EFUSE_NAME Description = [Meaningful Value] [Readable/Writeable] (Hex Value)
----------------------------------------------------------------------------------------
Config fuses:
XPD_SDIO_FORCE Ignore MTDI pin (GPIO12) for VDD_SDIO on reset = 0 R/W (0x0)
XPD_SDIO_REG If XPD_SDIO_FORCE, enable VDD_SDIO reg on reset = 0 R/W (0x0)
XPD_SDIO_TIEH If XPD_SDIO_FORCE & XPD_SDIO_REG, 1=3.3V 0=1.8V = 0 R/W (0x0)
CLK8M_FREQ 8MHz clock freq override = 56 R/W (0x38)
SPI_PAD_CONFIG_CLK Override SD_CLK pad (GPIO6/SPICLK) = 0 R/W (0x0)
SPI_PAD_CONFIG_Q Override SD_DATA_0 pad (GPIO7/SPIQ) = 0 R/W (0x0)
SPI_PAD_CONFIG_D Override SD_DATA_1 pad (GPIO8/SPID) = 0 R/W (0x0)
SPI_PAD_CONFIG_HD Override SD_DATA_2 pad (GPIO9/SPIHD) = 0 R/W (0x0)
SPI_PAD_CONFIG_CS0 Override SD_CMD pad (GPIO11/SPICS0) = 0 R/W (0x0)
DISABLE_SDIO_HOST Disable SDIO host = 0 R/W (0x0)
Identity fuses:
MAC Factory MAC Address
= a8:03:2a:3e:a2:e4 (CRC 0x05 OK) R/W
CHIP_VER_REV1 Silicon Revision 1 = 1 R/W (0x1)
CHIP_VER_REV2 Silicon Revision 2 = 1 R/W (0x1)
CHIP_VERSION Reserved for future chip versions = 2 R/W (0x2)
CHIP_PACKAGE Chip package identifier = 1 R/W (0x1)
Efuse fuses:
WR_DIS Efuse write disable mask = 388 R/W (0x184)
RD_DIS Efuse read disablemask = 3 R/W (0x3)
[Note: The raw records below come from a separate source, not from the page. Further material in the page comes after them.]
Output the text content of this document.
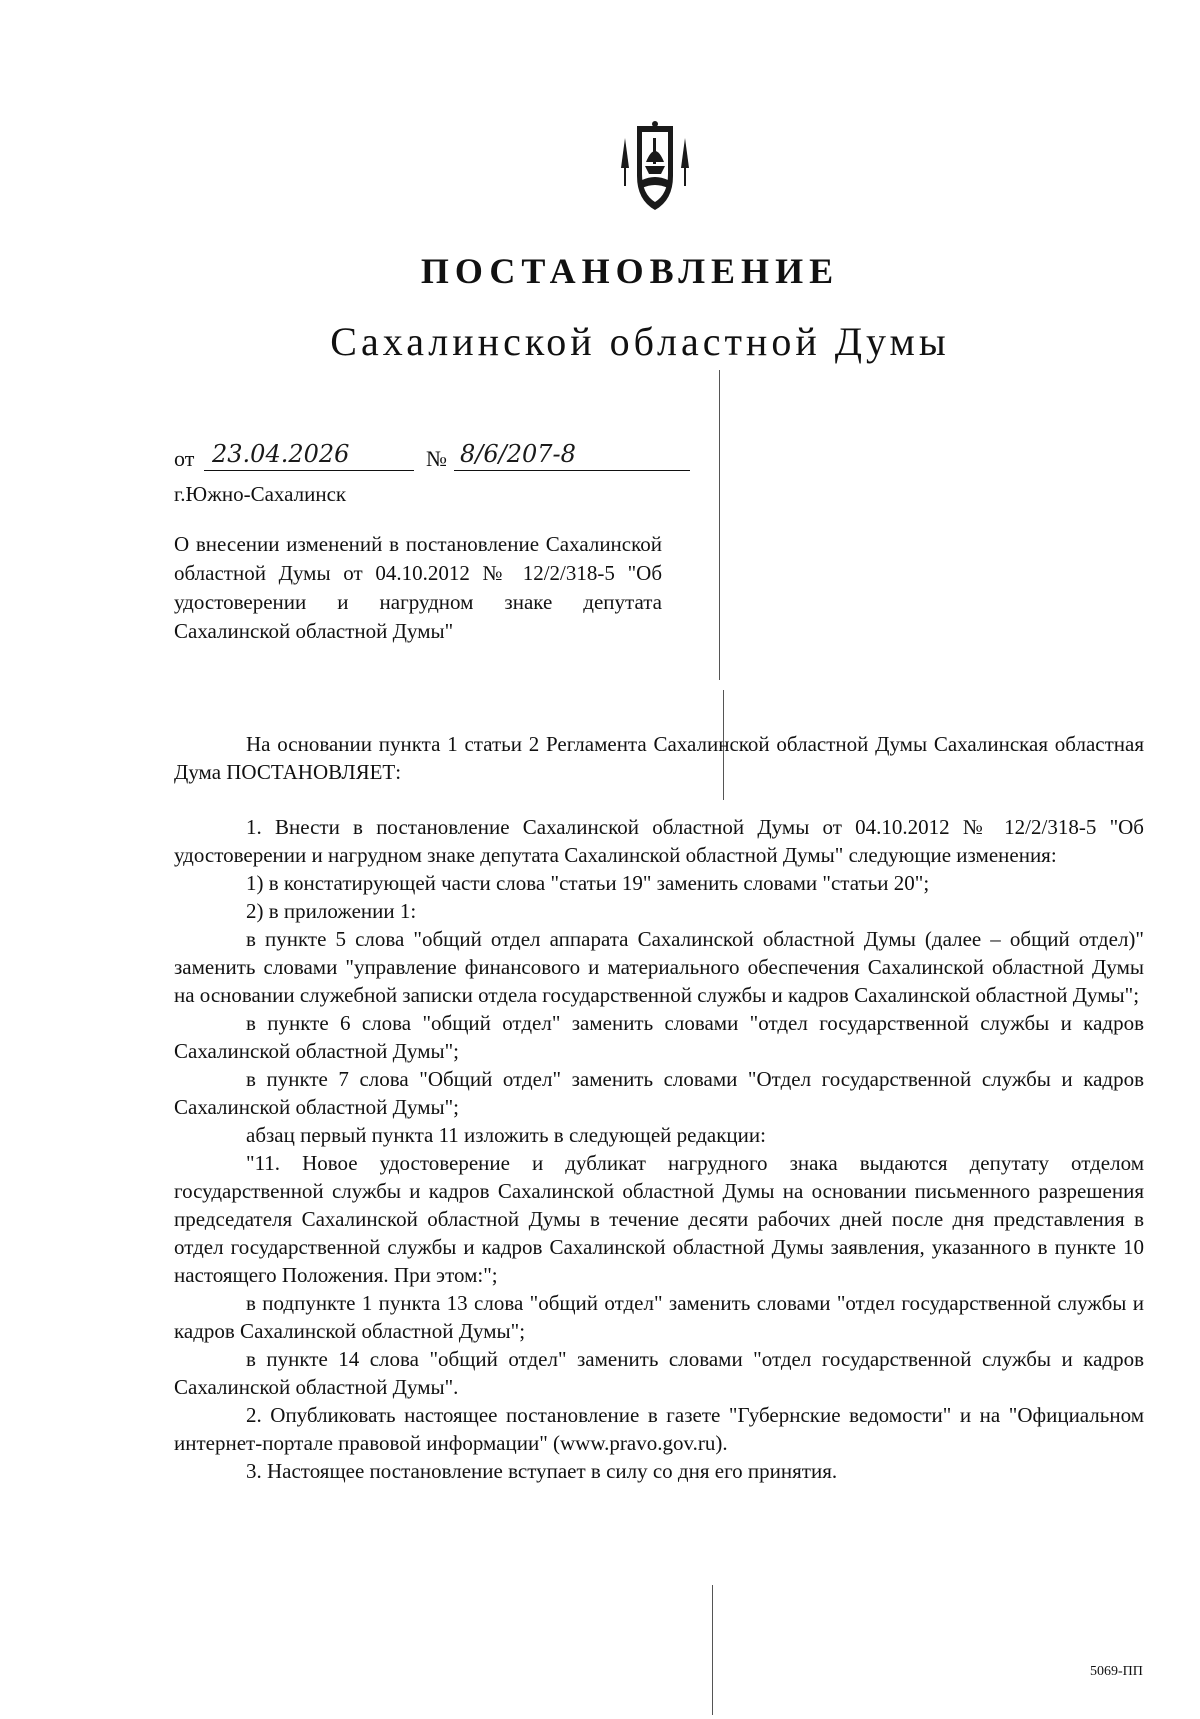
ПОСТАНОВЛЕНИЕ
Сахалинской областной Думы
от 23.04.2026	№ 8/6/207-8
г.Южно-Сахалинск
О внесении изменений в постановление Сахалинской областной Думы от 04.10.2012 № 12/2/318-5 "Об удостоверении и нагрудном знаке депутата Сахалинской областной Думы"

На основании пункта 1 статьи 2 Регламента Сахалинской областной Думы Сахалинская областная Дума ПОСТАНОВЛЯЕТ:

1. Внести в постановление Сахалинской областной Думы от 04.10.2012 № 12/2/318-5 "Об удостоверении и нагрудном знаке депутата Сахалинской областной Думы" следующие изменения:

1) в констатирующей части слова "статьи 19" заменить словами "статьи 20";

2) в приложении 1:

в пункте 5 слова "общий отдел аппарата Сахалинской областной Думы (далее – общий отдел)" заменить словами "управление финансового и материального обеспечения Сахалинской областной Думы на основании служебной записки отдела государственной службы и кадров Сахалинской областной Думы";

в пункте 6 слова "общий отдел" заменить словами "отдел государственной службы и кадров Сахалинской областной Думы";

в пункте 7 слова "Общий отдел" заменить словами "Отдел государственной службы и кадров Сахалинской областной Думы";

абзац первый пункта 11 изложить в следующей редакции:

"11. Новое удостоверение и дубликат нагрудного знака выдаются депутату отделом государственной службы и кадров Сахалинской областной Думы на основании письменного разрешения председателя Сахалинской областной Думы в течение десяти рабочих дней после дня представления в отдел государственной службы и кадров Сахалинской областной Думы заявления, указанного в пункте 10 настоящего Положения. При этом:";

в подпункте 1 пункта 13 слова "общий отдел" заменить словами "отдел государственной службы и кадров Сахалинской областной Думы";

в пункте 14 слова "общий отдел" заменить словами "отдел государственной службы и кадров Сахалинской областной Думы".

2. Опубликовать настоящее постановление в газете "Губернские ведомости" и на "Официальном интернет-портале правовой информации" (www.pravo.gov.ru).

3. Настоящее постановление вступает в силу со дня его принятия.

5069-ПП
CODING_SCHEME Efuse variable block length scheme = 0 R/W (0x0)
KEY_STATUS Usage of efuse block 3 (reserved) = 0 R/W (0x0)
Security fuses:
FLASH_CRYPT_CNT Flash encryption mode counter = 127 R/- (0x7f)
FLASH_CRYPT_CONFIG Flash encryption config (key tweak bits) = 15 R/W (0xf)
CONSOLE_DEBUG_DISABLE Disable ROM BASIC interpreter fallback = 1 R/W (0x1)
ABS_DONE_0 secure boot enabled for bootloader = 1 R/W (0x1)
ABS_DONE_1 secure boot abstract 1 locked = 0 R/W (0x0)
JTAG_DISABLE Disable JTAG = 1 R/W (0x1)
DISABLE_DL_ENCRYPT Disable flash encryption in UART bootloader = 1 R/W (0x1)
DISABLE_DL_DECRYPT Disable flash decryption in UART bootloader = 1 R/W (0x1)
DISABLE_DL_CACHE Disable flash cache in UART bootloader = 1 R/W (0x1)
BLK1 Flash encryption key
= ?? ?? ?? ?? ?? ?? ?? ?? ?? ?? ?? ?? ?? ?? ?? ?? ?? ?? ?? ?? ?? ?? ?? ?? ?? ?? ?? ?? ?? ?? ?? ?? -/-
BLK2 Secure boot key
= ?? ?? ?? ?? ?? ?? ?? ?? ?? ?? ?? ?? ?? ?? ?? ?? ?? ?? ?? ?? ?? ?? ?? ?? ?? ?? ?? ?? ?? ?? ?? ?? -/-
BLK3 Variable Block 3
= 00 00 00 00 00 00 00 00 00 00 00 00 00 00 00 00 00 00 00 00 00 00 00 00 00 00 00 00 00 00 00 00 R/W
Calibration fuses:
BLK3_PART_RESERVE BLOCK3 partially served for ADC calibration data = 0 R/W (0x0)
ADC_VREF Voltage reference calibration = 1093 R/W (0x11)
Flash voltage (VDD_SDIO) determined by GPIO12 on reset (High for 1.8V, Low/NC for 3.3V).